The CRM Arms Race: Salesforce vs. HubSpot on AI + Data
Yesterday, Salesforce announced an $8 billion acquisition of Informatica, an enterprise cloud data management tool. This is just the latest of a series of acquisitions by CRM companies that are designed to set them up for success in the AI era.
Here are acquisitions announced in the past year, alone:
Salesforce
- Informatica (cloud data management)
- Convergence.ai (AI agents)
- Zoomin (content analytics)
- OwnBackup (data security)
- PredictSpring (retail point-of-sale)
- Tenyx (AI voice)
HubSpot
- Dashworks (AI search)
- Frame AI (conversation intelligence)
- Cacheflow (subscription billing management)

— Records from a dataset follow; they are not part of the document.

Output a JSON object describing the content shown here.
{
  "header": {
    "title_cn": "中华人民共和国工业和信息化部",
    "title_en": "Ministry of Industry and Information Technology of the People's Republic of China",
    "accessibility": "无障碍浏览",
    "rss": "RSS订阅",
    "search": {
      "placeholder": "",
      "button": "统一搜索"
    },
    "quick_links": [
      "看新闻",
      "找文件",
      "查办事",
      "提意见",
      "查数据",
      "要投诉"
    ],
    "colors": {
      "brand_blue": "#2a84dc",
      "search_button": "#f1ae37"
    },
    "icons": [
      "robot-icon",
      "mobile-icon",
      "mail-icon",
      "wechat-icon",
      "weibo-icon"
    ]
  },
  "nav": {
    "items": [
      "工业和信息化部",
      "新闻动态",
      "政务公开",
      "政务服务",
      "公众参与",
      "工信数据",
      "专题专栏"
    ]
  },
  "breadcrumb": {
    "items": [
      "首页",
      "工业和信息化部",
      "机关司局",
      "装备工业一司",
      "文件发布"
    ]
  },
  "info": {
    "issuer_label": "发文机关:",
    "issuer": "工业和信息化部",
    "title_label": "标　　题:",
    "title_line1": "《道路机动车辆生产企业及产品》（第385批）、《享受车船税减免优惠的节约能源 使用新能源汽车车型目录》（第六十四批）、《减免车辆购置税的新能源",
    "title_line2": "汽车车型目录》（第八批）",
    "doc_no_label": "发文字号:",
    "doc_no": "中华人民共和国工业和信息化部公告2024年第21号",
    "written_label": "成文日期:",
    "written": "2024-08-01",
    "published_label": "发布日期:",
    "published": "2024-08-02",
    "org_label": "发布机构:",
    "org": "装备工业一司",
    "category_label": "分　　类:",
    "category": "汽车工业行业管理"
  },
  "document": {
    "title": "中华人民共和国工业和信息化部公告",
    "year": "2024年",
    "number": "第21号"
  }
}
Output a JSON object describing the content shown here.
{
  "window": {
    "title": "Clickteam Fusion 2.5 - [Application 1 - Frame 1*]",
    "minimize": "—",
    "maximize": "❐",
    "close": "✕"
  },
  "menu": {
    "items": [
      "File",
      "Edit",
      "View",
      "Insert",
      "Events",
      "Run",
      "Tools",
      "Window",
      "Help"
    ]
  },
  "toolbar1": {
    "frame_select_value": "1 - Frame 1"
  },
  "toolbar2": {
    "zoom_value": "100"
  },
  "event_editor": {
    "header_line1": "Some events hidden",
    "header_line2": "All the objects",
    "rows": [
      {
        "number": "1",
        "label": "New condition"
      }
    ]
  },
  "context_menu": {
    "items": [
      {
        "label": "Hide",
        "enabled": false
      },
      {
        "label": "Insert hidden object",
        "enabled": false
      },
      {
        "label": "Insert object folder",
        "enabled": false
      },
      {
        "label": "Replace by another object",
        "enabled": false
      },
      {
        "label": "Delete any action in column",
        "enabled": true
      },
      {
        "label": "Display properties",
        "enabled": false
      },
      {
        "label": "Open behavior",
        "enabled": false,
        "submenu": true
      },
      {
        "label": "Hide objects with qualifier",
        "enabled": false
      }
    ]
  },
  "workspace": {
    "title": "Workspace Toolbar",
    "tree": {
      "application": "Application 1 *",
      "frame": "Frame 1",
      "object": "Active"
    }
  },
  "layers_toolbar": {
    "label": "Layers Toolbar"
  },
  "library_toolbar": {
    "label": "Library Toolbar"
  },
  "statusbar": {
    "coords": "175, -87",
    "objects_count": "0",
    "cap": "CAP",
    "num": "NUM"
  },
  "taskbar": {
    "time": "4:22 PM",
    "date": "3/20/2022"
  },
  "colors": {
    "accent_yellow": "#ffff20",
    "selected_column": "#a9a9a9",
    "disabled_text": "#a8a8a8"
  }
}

What do these acquisitions tell us about the different approaches HubSpot and Salesforce are taking when implementing AI into their platforms?
Both companies clearly recognize that the most useful AI systems are those already trained on your CRM data. That means that the cleanliness, organization, structure, and integration of data is exponentially more important this year than it was even a year ago. But that is where their philsophies seem to diverge.
I'm going to break down what I can glean about each of their strategies and, most importantly, what those differences mean for customers.
Salesforce's infrastructure-first approach
The big acquisition news yesterday tells us a lot.
Why Informatica?
Salesforce wants to build the "most complete, agent-ready data platform." They are putting down high-flow plumbing for AI. Informatica brings serious capabilities for cleaning, organizing, governing, and integrating vast amounts of data. This means Salesforce can unify customer data, even if it's scattered across different systems (data lakes, warehouses, other apps), and make it AI-ready. Their goal is to empower "Agentforce" – essentially, highly autonomous AI agents that can operate safely and responsibly on this clean, unified data.
What does this mean for SMBs and mid-market businesses?
This approach is powerful for huge enterprises with dedicated IT and data engineering teams. But for a mid-market company, it can be a heavy lift. You're looking at potentially significant investment in Data Cloud, specialized add-ons like Einstein AI, and potentially bringing in MuleSoft for integration and Tableau for analytics.
The overall implementation will be complex, time-consuming, and require specialized technical skills or external consultants. Think higher Total Cost of Ownership (TCO), longer time-to-value, and more technical friction.
HubSpot's user-first approach
HubSpot has always been about usability and native functionality and their recent acquisitions really highlight this.